For listeners new to this music, Beethoven's Eroica, dating from 1804, in its size, grandeur, and emotion, is a monumental work which changed the course of music. The work bears a close connection to Napoleon, but Beethoven's final product is a tribute to the heroic and creative spirit in man, rather than in any individual. Professor Lewis Lockwood, in his recent book on Beethoven has aptly-described the Eroica:



"The 'hero' of the Eroica is not a single figure but a composite of heroes of different types and different situations. In the first movement the heroic is felt in musical images that evoke grandeur, conflict, and nobility of spirit; in the slow movement a fallen hero is mourned and brought to final rest; in the Scherzo and above all the Trio, we hear horn calls to battle, alsong with 'a strange voice' at the end, a return to the chromatic mystery of the the symphony's opening ideas. And the finale evokes a 'Promethean' hero who (in the ballet, its direct antecedent brought wisdom and the arts and sciences to the world." ("Beethoven: The Music and the Life", p. 213)



Zinman offers a strong, flowing reading of the Eroica, with the Del Mar edition including some surprises in instrumentation in the finale. The horns in the first and third movement and the tympani in the second movement together with the winds in general receive marked prominence in Zinman's performance of this grand, inexhaustible work.



Beethoven's Fourth symphony dates from 1806 and, unfortunately, remains the least performed of the nine. Too often, Beethoven has become associated only with the heroic style of the Eroica and a handful of other works. Works such as the Fourth symphony are compared with the "heroic" style and unfairly judged as not meeting its standard. In fact, Beethoven cannot be encompassed in any one style, and the Fourth is a masterwork in its own right. The work is full of a reckless good humor in its first, third and fourth movements. The second movement is an elaborately lyrical song. Beethoven's writing emphasizes the winds -- listen to the flute in the second movement and the bassoon in the finale -- and the tympani throughout. The finale also includes extensive passages for the string bass. The third movement of this symphony is notable for trio section, which appears twice, sandwiched between the lively scherzo theme. Robert Schumann wrote of the Fourth that it was "a Greek maiden between two Norse giants" while Hector Berlioz said "the character is generally lively, nimble, joyous, or of a heavenly sweetness." The Fourth does not have the programmtic suggestions of the Eroica but is rather a work of joyous and beautifully balanced pure music.

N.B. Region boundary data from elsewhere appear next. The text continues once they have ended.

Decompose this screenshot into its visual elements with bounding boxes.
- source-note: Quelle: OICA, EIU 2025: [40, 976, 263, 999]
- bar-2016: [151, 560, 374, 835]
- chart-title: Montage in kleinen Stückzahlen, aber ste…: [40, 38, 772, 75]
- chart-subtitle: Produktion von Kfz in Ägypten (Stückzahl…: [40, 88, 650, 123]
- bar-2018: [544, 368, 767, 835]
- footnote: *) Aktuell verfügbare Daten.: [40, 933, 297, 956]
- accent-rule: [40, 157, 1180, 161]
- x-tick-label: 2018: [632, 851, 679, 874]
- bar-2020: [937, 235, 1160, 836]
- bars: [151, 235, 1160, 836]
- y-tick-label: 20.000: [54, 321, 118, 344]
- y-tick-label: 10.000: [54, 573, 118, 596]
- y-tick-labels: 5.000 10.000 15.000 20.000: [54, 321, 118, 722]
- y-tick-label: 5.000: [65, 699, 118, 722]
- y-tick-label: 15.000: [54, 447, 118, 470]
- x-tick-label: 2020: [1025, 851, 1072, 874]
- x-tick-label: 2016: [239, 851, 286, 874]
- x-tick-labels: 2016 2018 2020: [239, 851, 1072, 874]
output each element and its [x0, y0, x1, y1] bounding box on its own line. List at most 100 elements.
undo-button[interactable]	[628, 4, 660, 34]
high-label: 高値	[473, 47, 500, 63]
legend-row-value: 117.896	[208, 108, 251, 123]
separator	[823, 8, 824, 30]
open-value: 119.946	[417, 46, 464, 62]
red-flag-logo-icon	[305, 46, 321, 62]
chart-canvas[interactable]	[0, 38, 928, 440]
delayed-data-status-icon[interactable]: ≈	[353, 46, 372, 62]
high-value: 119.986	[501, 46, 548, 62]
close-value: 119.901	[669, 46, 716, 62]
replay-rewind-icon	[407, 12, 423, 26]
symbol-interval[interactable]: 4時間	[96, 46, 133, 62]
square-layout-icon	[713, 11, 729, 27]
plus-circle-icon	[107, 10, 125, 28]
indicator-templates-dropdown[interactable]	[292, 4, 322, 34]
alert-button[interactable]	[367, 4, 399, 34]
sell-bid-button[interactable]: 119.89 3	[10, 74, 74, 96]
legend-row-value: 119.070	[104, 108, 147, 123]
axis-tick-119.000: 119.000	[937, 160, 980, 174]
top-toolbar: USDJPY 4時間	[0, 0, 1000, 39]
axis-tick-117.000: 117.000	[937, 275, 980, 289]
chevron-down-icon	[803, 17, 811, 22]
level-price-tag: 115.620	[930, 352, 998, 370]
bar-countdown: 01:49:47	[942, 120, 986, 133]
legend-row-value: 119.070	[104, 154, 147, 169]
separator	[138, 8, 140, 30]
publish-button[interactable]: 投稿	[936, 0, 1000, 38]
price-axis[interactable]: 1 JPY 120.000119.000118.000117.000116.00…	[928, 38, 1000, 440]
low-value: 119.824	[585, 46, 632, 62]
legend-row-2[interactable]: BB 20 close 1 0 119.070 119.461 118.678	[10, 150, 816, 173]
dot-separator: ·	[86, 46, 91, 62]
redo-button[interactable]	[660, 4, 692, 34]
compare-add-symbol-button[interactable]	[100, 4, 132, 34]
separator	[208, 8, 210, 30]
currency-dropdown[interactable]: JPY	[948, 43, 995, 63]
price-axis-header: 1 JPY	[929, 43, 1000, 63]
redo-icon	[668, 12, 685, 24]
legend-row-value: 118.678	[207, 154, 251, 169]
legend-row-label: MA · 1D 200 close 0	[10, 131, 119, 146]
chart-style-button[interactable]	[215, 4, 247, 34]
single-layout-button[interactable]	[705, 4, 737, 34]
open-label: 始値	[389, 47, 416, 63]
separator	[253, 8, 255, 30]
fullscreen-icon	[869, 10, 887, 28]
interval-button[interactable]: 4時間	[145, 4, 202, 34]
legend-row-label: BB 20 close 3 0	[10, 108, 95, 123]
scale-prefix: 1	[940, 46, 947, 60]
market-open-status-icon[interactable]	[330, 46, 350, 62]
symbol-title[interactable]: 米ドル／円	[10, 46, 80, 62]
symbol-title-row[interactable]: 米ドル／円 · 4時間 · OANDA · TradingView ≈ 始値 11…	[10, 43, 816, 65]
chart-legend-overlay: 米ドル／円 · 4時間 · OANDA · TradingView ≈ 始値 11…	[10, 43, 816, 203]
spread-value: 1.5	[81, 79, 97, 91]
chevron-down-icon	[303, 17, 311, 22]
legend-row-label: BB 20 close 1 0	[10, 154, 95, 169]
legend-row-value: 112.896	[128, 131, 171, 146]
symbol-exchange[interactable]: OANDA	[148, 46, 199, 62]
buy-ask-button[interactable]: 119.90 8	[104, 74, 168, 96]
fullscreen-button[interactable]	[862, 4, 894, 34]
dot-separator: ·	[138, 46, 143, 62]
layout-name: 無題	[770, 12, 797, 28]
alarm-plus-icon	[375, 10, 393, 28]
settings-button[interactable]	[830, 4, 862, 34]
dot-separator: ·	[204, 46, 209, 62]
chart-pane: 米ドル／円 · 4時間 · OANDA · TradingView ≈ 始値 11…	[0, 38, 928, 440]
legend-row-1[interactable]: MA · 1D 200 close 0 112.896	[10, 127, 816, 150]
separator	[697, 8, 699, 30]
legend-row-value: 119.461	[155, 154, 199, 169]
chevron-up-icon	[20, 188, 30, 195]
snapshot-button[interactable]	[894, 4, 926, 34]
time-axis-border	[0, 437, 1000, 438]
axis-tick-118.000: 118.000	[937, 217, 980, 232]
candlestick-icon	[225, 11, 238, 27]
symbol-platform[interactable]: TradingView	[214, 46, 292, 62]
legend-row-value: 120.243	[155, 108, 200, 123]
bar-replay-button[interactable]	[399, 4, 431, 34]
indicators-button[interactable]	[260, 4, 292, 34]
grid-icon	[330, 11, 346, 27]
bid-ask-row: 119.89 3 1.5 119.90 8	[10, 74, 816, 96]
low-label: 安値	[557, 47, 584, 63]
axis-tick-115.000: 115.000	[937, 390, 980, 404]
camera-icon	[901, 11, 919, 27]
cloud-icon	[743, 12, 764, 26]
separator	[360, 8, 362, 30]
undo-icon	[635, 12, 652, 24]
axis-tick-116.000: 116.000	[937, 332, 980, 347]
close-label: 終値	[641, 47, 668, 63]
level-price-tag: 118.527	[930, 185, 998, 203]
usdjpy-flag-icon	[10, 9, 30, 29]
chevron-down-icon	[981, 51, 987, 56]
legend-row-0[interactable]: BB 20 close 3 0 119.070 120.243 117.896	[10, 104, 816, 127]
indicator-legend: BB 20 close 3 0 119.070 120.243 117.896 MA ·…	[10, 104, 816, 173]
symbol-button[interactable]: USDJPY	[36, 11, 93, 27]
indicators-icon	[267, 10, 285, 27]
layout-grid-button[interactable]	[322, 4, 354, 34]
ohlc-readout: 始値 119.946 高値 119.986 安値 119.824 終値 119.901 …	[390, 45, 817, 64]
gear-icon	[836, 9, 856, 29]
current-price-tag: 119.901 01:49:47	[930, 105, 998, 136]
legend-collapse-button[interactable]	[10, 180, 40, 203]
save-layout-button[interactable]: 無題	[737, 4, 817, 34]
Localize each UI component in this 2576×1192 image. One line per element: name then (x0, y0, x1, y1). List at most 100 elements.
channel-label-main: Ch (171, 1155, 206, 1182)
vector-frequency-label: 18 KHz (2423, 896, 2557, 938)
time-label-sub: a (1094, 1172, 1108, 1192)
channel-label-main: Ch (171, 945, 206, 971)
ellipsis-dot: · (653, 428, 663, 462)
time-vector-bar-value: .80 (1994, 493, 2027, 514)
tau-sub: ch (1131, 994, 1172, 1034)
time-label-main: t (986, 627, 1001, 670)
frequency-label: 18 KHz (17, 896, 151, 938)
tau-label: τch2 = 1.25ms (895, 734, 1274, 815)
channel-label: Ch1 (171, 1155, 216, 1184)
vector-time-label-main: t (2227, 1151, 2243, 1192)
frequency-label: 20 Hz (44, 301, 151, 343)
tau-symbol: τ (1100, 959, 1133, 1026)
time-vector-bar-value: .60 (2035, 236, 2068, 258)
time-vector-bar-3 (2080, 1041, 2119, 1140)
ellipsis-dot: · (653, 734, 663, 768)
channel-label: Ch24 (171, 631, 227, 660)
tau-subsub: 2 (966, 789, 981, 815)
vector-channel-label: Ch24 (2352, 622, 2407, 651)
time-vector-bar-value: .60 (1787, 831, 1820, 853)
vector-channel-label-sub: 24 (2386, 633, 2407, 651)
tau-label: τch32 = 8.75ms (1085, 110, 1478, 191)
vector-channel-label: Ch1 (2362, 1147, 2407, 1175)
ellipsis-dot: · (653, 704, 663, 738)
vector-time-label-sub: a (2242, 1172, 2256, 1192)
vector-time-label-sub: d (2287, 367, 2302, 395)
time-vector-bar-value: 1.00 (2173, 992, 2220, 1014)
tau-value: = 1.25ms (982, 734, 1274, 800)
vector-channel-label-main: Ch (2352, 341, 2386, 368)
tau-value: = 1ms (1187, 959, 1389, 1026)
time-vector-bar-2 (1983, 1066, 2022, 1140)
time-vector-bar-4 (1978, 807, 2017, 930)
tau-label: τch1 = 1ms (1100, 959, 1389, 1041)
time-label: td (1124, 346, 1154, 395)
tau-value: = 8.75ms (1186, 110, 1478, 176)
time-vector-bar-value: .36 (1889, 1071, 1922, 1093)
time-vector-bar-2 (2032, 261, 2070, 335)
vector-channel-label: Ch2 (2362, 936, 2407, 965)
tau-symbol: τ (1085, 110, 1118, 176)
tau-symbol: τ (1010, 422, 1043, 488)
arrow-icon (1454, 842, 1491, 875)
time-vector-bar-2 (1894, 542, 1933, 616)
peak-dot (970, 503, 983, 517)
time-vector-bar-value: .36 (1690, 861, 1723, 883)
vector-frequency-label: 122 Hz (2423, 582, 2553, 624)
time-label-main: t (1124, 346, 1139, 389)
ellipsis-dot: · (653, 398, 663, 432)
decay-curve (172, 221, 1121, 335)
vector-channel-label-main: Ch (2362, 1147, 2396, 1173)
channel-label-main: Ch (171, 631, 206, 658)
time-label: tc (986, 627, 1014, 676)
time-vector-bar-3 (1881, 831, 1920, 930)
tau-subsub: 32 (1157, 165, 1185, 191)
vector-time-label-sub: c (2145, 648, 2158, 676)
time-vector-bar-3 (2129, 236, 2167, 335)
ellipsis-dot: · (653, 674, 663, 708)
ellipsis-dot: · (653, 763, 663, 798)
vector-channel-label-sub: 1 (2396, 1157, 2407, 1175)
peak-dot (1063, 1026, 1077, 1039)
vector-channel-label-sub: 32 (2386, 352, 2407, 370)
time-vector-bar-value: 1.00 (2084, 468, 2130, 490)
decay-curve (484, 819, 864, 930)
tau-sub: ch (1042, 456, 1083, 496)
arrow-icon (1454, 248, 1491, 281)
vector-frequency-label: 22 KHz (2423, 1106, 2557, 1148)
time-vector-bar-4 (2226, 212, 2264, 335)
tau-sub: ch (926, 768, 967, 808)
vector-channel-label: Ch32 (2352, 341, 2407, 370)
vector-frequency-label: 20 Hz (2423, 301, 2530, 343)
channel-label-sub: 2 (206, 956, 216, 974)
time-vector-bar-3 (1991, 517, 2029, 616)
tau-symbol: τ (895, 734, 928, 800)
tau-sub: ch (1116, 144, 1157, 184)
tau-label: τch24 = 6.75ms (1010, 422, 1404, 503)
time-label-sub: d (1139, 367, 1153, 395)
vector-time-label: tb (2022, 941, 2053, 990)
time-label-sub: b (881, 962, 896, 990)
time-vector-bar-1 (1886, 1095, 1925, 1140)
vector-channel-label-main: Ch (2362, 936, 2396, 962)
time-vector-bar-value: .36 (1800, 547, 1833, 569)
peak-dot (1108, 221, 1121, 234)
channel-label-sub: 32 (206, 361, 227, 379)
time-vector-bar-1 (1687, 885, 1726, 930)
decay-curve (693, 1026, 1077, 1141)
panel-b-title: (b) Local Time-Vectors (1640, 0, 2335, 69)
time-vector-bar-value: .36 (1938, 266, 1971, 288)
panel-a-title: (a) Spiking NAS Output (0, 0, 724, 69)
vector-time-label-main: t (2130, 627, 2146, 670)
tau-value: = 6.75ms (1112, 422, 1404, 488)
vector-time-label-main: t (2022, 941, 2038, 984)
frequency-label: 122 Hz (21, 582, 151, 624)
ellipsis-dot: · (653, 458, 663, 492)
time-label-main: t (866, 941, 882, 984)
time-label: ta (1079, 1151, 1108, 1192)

Those listeners new to Beethoven will be inspired to hear more from these fine performances. Listeners who already know Beethoven's symphonies will invariably have their own responses in comparing Zinman's readings to their long-loved favorites.



Robin Friedman"
Rushed Eroica
Doug McDonald | USA | 05/18/2008
(3 out of 5 stars)

"The editorial review is technically accurate. But it does not emphasize the bottom line: that a performance as rushed as this is leaves little room for nuance. Sure, the conductor can try to modulate the dynamics, or emphasize or deemphasize a sforzando here or there, but it is so fast that there is no room for noticeable rubato or crescendo or diminuendo within a given note.

These are the the big items that the great conductors of the past used to interpret music. For example, compare this to the great Monteux/Concertgebouw performance and it comes up lacking.



Doug McDonald"
A new approach to Beethoven's symphonies
Carlos Quintero | Caracas, Venezuela | 07/24/2010
(4 out of 5 stars)

"
This is for sure a new and interesting approach to Beethoven's symphonies,

in new critical editions, but this fact doesn't make them necessarily better

or more enjoyable. Zinman just proposes another valid , but NOT definitive

approach to these works. The weakest points in this cycle are a problematic

seventh that doesn't fit very well and a dull, distant 3rd that in this album

sounds weird and a bit of bizarre and inmediately someone could miss the great performances of the past (Furtwängler, Klemperer, Schuricht, even Karajan).

However Zinman gets a much better result in his 4th reading that seems to me

really brilliant, splendorous and stimulating. Perhaps this 4th, on the

opposite, is the highest point in Zinman's cycle."